On Thursday night, speakers Joseph Lam and Kim Gottschalk of the Native American Rights Fund spoke at the CU Natural History Museum about Native Americans’ responses to climate change.
The Eco-Social Justice Team and the Center for Native American Studies sponsored the event, which opened with an acknowledgment from the Eco-Social Justice Team that Colorado was built on Arapaho, Cheyenne and Ute land.
Lam introduced the phrase “Mitakuye Oyasin” from the Lakota language, which roughly translates to “we are all related.”
This phrase, Lam said, “comes from the indigenous understanding that all life is sacred. All life is interconnected.” It also speaks to the importance, he said, of “recognizing the intersectionality of environmental justice, social justice (and) racial justice.”
Lam touched on many different facets of environmental justice and injustice, such as agriculture, the military-industrial complex and hydraulic fracking. He spoke first about Standing Rock, which he had the opportunity to visit three times during the Dakota Access Pipeline protests beginning in early 2016.
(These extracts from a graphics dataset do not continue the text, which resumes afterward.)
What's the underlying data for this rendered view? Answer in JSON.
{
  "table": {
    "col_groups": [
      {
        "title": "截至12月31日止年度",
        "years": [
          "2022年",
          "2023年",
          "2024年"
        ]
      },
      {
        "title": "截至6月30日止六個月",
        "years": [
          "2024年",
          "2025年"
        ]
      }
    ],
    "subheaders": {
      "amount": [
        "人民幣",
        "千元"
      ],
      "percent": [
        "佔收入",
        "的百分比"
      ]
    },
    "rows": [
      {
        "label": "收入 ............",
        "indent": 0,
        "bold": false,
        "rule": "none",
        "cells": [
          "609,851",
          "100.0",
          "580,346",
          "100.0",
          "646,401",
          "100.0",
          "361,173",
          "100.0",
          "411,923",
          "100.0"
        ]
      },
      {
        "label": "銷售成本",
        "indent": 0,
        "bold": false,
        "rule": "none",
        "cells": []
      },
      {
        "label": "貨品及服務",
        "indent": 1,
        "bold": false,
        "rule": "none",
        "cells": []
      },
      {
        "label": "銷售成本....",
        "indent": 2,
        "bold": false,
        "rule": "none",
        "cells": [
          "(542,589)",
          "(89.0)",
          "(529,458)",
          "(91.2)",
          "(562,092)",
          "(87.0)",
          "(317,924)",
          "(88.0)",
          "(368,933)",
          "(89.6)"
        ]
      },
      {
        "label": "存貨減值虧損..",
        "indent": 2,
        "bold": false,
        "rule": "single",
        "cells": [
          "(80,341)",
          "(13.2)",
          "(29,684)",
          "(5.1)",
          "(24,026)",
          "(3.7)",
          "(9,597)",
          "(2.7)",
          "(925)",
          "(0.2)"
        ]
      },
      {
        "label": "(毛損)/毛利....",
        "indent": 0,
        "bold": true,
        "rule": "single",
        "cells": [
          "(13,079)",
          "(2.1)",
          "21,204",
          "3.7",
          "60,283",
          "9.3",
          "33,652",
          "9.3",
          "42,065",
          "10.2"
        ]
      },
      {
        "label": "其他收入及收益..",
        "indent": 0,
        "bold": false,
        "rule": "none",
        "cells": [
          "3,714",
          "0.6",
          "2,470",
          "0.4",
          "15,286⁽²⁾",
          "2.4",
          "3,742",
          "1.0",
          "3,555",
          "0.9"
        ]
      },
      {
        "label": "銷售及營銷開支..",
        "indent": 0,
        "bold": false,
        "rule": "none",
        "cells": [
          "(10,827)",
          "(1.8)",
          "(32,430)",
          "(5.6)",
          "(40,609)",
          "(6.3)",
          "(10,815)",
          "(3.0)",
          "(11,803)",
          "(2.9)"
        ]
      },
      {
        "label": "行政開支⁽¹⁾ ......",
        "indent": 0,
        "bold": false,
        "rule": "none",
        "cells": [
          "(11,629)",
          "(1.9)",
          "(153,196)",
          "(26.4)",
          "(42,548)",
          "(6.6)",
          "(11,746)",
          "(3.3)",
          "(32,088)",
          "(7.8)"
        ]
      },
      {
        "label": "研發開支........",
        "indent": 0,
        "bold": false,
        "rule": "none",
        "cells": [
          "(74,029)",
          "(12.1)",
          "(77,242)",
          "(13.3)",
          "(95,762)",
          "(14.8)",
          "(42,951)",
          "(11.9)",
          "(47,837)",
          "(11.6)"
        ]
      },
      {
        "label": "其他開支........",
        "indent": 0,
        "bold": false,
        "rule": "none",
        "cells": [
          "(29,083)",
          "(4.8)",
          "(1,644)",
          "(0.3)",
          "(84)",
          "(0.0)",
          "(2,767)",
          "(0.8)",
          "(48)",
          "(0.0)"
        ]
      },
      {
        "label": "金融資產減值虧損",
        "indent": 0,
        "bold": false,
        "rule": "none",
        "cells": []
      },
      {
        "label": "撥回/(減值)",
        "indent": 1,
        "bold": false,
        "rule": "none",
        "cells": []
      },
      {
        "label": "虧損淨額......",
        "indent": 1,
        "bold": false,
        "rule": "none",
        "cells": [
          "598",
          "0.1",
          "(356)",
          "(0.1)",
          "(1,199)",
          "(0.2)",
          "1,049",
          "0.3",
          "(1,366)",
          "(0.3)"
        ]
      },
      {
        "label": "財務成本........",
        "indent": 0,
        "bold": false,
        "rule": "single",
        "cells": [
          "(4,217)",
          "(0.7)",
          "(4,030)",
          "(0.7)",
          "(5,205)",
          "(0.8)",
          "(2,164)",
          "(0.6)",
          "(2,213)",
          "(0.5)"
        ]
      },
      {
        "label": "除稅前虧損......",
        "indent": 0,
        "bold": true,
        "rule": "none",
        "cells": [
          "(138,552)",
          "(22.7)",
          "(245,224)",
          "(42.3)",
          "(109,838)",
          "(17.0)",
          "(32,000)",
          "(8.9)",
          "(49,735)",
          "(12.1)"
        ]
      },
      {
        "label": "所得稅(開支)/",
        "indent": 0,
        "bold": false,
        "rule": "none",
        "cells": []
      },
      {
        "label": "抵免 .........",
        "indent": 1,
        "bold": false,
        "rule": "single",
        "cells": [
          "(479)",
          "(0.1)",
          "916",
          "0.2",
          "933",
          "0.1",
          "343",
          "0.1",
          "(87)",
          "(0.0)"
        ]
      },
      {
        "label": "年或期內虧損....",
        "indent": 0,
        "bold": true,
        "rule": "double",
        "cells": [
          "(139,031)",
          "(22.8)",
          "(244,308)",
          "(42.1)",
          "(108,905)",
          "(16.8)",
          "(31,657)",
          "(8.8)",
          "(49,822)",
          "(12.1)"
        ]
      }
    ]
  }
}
During this time, protesters attempted to block the construction of a pipeline transporting oil from North Dakota to Illinois, which runs underneath the Missouri River as well as through a sacred burial ground. The Standing Rock Sioux relies on this river for their drinking water, and any oil spills from the pipeline run the risk of tainting this water.
“Mni Wiconi,” Lam said, a Lakota phrase which translates to “water is life.”
The peaceful protesting of Standing Rock, Lam said, was met with high-pressure water cannons from a militarized police force.
Lam made several connections between environmental turmoil and the forces of capitalism. In the case of Standing Rock, for example, the police force was indebted to both the Dakota Access Pipeline and Energy Transfer Partners.
He also argued that corrupt politicians must be displaced by people who are well-intentioned, name-dropping several figures. For example, Dick Cheney exempted fracking from safety standards outlined in the Clean Air Act, Clean Water Act and Safe Drinking Water Act.
Voting in its current state won’t do enough to displace corrupt politicians, Lam argued, because of the rigging of voting machines and a “false right-left paradigm.” No matter which party we vote for, Lam said, its candidates will likely be beholden to corporate interests over environmental sustainability.
Kim Gottschalk, staff attorney with the Native American Rights Fund (NARF), then spoke about indigenous peoples’ involvement in the United Nations Framework Convention on Climate Change Processes (UNFCCC), an international treaty designed to address climate change.
Indigenous people have officially played a part in UNFCCC since 2000, Gottschalk said.
The Conference of the Parties is a conference that negotiates and advances the implementation of UNFCCC. The 24th Conference of the Parties (COP 24) resulted in an agreement on a “Paris Rulebook,” or a set of rules on how climate change policy is to be implemented by participating nations in line with the Paris Agreement. The Paris Agreement is an extension of UNFCCC and “an international agreement to undertake ambitious efforts to combat climate change and adapt to its effects.”
The rulebook “acknowledges that adaptation should be based on and guided by the best available science, and as appropriate, traditional knowledge, knowledge of indigenous peoples and local knowledge systems.”
“Would it ever be inappropriate to use traditional knowledge and is traditional knowledge not a science?” Gottschalk asked of the Rulebook’s language. “Shouldn’t you use all knowledge that is relevant to the issue?”
The next step, Gottschalk said, is to secure indigenous peoples’ rights in the Rulebook during COP 25 in Madrid, Spain.
“There’s going to be a lot of research that needs to be done about traditional knowledge and how it can help address the climate change catastrophe that we’re facing,” Gottschalk said.